At the Passover Seder, year by year, Jewish children are taught which stories are foundational to their identity. “We were slaves, and God rescued us.” Our Christian practice of Passover, known as Easter, has exactly the same purpose: to re-tell the stories that are foundational to our identity. We were slaves, lost, directionless, uncaring, violent, exploitative, unloving, self-concerned. Sinners. Whatever words you want to use to describe it. And God rescued us.

God not only rescued us, God pursued us, chased us, wooed us. God surrendered those things about being God that we would most like to enjoy: power, respect, adoration. Because God wanted to draw near to us, God traded in God’s advantages in order to be human. This meant becoming vulnerable to weakness, familiarity, and abuse.

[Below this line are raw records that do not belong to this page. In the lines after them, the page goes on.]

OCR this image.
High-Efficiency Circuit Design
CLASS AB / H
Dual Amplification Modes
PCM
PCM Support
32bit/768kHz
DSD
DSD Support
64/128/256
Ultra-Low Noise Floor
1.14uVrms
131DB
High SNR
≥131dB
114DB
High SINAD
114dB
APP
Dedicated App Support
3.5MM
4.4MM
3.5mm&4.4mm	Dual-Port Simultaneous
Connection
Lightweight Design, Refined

And when experiencing these evils that come to every human life, God did not give up on God’s human quest. Because in the economy of the Kingdom of God, relationship is primary. By yielding those things that we mistakenly value, God invited us to join God in a way of living that, in the end, truly leads to a kind of life that is eternal in its quality as well as its quantity.

This is the story of Easter, of Passover. It is a way that leads through the floods of chaos, carrying us safely in the lifeboat of the church, sustained by the covenant of God which is symbolized in the rainbow. It is a way that leads us through the Red Sea, safely stepping where we never thought we could go, as a pillar of cloud stands between us and those who would harm us. It is a path which offers us something money cannot buy, bread and wine without price, security in the sure promises of God. It is a way which promises to us, as we reflect on our own failings and our own disappointments, a new heart and a new spirit. God displaces the stories which harden and calcify our hearts: stories of disappointment, scarcity, and loneliness. In their place God gives us a heart of flesh, filled with stories of thanksgiving, abundance, and relationship.

Tonight, however, is even more special than that. We’re here not only to tell a story to each other. We’re here tonight to speak that story into four more lives who are being brought to us for baptism. Four more lives are being committed to the story of Jesus’ death and resurrection, the story of God’s love for us, the story of God’s love for them. One adult has come forward to say that he wants this story to be the core, foundational, defining story of his life. And the parents and godparents of three children have come to recommit themselves to this story, so that they might then claim that story for their children. Tonight as we celebrate the baptism of these candidates, we will be invited to renew our own commitment to a life shaped by this story where the fundamental reality is God’s love for us. Old stories, death-dealing stories, are collapsing in upon themselves and being traded in. The oldest story, that of God’s love and the eternal dynamic of the Holy Trinity, are being grasped onto instead.

Look around you tonight. What is different about tonight? Why do we bear candles instead of using those new-fangled electric lights? Why is the font up in the chancel? Why did we read so many lessons? (It was only four!) Why are we meeting late on a Saturday night instead of at a more civilized hour on Sunday morning?

It’s because we have a story to tell. A story to remember. We have a story to write in the lives of four young people who are being presented for baptism. God is at work in this place. Death, sin, brokenness, sadness, alienation, disappointment, despair: these things are temporary, passing, and ultimately of little consequence. Because one story makes everything different.